The Fremont Bridge is an architectural marvel and one of those things one only needs look at to know this is Portland. It is north of the city center, for those of you who aren't of here, and both the east and the west ends are in industrial areas (which are getting less industrial by the day, given that this is Portland, but they still wear that heritage proudly.

The Kaiser medical complex at the top of the hill on North Interstate Avenue faces that area and provides some vantages that look more blue-collar worker than the effete population that seems to be washing in like a tide.


The growing (!) city in the background, but in the foreground, the old, grubby, working, Albina rail yard side of old Portland which, while the character of the work seems to have changed a little, still looks the way it did thirty years ago, only if you don't look too close.

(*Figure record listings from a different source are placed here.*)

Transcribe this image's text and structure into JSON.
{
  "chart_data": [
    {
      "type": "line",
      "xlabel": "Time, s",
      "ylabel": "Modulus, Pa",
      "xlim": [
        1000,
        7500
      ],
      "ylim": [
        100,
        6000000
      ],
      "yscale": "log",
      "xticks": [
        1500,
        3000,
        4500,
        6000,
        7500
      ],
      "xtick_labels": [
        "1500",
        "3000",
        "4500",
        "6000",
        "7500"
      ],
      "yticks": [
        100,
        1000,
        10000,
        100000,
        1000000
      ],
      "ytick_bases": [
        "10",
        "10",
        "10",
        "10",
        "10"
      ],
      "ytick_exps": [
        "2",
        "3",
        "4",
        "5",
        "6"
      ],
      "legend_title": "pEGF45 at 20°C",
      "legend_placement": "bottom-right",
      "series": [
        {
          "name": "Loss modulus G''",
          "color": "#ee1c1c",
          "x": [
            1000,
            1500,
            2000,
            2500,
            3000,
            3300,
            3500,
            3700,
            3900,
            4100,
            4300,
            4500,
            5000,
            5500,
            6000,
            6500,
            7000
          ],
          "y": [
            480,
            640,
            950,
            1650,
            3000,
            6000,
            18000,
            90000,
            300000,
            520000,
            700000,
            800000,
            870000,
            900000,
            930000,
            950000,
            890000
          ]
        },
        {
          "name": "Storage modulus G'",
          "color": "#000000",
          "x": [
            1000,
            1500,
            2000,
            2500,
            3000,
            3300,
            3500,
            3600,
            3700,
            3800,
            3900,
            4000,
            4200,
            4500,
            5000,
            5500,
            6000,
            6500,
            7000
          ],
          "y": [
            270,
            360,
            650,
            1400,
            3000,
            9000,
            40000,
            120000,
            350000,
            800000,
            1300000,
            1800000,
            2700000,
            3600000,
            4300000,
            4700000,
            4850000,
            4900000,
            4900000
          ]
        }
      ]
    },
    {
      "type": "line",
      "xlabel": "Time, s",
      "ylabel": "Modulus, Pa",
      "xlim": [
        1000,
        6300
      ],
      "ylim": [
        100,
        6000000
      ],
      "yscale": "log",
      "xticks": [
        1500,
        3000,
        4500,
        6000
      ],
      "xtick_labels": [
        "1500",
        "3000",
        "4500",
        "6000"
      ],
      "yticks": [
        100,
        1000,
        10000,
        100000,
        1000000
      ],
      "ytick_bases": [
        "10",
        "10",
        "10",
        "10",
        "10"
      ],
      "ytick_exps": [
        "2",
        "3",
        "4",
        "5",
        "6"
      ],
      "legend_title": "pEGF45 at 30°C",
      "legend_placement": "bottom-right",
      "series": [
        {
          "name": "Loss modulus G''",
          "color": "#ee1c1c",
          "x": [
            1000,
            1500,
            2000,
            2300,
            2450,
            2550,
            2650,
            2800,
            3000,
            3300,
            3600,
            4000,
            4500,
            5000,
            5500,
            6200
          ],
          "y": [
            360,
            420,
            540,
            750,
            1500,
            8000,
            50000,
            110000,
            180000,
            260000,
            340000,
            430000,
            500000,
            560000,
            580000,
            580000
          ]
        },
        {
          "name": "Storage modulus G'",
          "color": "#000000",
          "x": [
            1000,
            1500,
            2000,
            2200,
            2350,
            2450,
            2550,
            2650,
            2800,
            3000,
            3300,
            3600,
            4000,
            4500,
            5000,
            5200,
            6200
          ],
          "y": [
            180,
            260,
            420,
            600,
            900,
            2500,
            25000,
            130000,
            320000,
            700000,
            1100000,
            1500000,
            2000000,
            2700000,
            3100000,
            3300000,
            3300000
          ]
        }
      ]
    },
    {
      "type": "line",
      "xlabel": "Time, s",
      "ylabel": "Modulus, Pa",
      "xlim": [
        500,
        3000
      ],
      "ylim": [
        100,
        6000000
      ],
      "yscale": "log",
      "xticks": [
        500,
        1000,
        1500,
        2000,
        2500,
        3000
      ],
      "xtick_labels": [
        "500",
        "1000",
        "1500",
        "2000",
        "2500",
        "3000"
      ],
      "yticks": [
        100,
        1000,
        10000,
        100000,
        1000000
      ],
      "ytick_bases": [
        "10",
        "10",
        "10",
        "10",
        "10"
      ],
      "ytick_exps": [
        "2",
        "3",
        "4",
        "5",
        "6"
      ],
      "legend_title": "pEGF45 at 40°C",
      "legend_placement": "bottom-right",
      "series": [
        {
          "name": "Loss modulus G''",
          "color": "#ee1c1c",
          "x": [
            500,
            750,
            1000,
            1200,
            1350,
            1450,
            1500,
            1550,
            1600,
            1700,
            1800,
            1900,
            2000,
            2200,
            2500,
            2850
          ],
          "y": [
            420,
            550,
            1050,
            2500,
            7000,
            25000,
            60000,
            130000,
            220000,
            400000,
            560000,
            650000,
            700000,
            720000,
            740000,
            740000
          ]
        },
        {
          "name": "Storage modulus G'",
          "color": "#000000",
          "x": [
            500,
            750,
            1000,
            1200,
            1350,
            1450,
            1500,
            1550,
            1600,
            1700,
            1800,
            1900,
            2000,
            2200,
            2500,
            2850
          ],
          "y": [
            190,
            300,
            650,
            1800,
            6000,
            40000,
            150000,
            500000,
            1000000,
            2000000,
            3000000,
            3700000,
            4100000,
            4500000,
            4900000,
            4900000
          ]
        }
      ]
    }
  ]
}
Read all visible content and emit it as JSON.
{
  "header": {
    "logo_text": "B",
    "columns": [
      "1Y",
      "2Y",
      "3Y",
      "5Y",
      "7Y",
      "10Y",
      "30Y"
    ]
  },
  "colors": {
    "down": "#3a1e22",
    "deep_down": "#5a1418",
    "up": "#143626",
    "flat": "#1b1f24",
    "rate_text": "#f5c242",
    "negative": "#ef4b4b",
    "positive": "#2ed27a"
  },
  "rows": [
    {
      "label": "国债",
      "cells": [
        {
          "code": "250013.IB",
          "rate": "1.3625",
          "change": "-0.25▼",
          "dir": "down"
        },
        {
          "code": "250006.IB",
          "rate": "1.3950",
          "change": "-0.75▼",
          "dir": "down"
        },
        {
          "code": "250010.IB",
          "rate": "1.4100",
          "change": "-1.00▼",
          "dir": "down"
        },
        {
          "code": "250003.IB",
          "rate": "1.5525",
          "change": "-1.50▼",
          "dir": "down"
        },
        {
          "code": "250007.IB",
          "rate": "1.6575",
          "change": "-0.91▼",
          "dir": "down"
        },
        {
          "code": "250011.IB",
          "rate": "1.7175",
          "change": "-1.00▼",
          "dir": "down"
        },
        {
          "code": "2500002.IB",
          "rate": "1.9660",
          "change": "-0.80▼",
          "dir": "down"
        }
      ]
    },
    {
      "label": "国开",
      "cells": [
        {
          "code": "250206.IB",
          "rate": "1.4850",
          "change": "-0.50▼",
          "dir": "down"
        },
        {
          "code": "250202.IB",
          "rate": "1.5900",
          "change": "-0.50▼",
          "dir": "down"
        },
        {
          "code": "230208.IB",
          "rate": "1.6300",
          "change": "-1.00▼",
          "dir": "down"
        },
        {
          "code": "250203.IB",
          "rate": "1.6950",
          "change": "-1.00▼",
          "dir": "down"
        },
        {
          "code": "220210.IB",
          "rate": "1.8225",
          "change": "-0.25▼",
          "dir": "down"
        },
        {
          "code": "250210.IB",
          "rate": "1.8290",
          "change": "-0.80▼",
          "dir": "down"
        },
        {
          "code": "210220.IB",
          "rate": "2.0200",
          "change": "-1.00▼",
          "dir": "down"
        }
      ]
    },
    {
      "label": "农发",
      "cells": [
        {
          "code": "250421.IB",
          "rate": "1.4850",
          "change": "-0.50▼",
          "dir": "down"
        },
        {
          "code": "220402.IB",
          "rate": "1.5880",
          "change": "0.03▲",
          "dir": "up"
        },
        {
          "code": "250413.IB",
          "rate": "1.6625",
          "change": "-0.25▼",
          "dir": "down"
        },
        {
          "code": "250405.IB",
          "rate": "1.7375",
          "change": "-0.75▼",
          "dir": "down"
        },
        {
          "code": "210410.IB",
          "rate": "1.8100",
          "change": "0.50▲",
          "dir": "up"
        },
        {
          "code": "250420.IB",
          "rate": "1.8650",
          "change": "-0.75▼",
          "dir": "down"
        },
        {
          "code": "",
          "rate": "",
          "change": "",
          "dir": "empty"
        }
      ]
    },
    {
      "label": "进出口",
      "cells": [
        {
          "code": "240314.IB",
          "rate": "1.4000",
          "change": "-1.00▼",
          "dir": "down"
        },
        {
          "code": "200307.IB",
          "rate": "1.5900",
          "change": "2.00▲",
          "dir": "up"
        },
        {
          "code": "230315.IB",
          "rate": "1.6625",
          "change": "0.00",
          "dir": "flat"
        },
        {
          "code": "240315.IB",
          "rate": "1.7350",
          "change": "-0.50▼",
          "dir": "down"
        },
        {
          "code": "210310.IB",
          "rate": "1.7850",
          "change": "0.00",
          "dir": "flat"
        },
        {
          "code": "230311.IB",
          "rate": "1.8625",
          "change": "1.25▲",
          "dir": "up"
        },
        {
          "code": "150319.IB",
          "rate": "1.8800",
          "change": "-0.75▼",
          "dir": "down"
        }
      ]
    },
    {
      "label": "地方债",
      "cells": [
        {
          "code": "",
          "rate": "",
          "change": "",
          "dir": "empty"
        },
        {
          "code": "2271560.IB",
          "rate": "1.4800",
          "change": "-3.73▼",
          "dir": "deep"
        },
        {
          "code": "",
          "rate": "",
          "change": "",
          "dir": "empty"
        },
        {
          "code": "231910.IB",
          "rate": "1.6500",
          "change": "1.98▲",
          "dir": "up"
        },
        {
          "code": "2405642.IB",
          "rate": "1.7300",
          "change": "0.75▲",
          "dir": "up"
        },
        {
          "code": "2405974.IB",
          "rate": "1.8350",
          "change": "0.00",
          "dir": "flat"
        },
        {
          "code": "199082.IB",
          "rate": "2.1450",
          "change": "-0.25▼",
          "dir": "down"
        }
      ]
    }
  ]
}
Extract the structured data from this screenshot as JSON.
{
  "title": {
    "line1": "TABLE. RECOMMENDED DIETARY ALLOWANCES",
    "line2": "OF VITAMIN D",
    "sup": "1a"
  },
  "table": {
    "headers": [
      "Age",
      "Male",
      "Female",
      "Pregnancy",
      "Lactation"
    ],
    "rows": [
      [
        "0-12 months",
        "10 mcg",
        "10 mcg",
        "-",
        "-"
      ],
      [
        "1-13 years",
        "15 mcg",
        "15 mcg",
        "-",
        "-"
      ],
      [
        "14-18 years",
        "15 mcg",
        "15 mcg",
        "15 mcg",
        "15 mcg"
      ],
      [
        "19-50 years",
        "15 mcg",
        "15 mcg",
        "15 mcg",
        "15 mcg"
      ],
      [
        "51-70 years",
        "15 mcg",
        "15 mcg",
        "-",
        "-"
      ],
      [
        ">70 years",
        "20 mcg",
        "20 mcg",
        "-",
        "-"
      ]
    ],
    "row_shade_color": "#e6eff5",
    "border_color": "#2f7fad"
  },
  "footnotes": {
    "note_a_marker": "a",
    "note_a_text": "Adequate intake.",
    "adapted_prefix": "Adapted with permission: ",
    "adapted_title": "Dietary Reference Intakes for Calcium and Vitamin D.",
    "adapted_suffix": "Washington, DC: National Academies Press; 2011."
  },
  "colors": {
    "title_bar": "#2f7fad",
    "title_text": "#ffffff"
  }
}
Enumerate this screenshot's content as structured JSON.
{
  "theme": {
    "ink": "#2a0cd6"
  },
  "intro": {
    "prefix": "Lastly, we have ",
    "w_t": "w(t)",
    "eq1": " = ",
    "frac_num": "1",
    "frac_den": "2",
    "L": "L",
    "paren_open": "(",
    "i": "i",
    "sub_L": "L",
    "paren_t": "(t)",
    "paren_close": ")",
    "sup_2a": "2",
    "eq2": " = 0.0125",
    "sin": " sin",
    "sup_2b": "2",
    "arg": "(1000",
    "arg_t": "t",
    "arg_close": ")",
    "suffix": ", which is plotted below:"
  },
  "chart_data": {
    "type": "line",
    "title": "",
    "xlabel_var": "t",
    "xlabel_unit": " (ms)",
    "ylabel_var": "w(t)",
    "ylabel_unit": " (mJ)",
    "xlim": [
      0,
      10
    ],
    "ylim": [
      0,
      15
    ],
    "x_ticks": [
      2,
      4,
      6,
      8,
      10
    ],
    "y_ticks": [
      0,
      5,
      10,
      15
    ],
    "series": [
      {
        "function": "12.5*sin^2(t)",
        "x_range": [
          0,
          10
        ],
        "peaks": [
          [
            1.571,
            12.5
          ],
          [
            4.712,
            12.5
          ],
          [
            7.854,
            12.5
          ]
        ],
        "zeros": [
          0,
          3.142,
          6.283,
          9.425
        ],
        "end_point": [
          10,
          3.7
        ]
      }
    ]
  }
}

There are artist's studios down there now. I'm not against artists and studios, aspiring to be an actual one with one myself, but it's just kind of a dislocative thing.


There's a cement plant down there. It was going full-throat when we were there, as see above.


Of course, as above, if you pull in close enough, you see the encroachment of the Beautiful New People, with that signature crop of the time, the building crane. They're in full bloom lately.

The Union Pacific yard house's chimney, still more or less unchanged over the ages, holds sentinel duty against a wind of change that threatens to push it over, but who knows? In ten years, it'll be the centerpiece of some lovely lifestyle community maybe.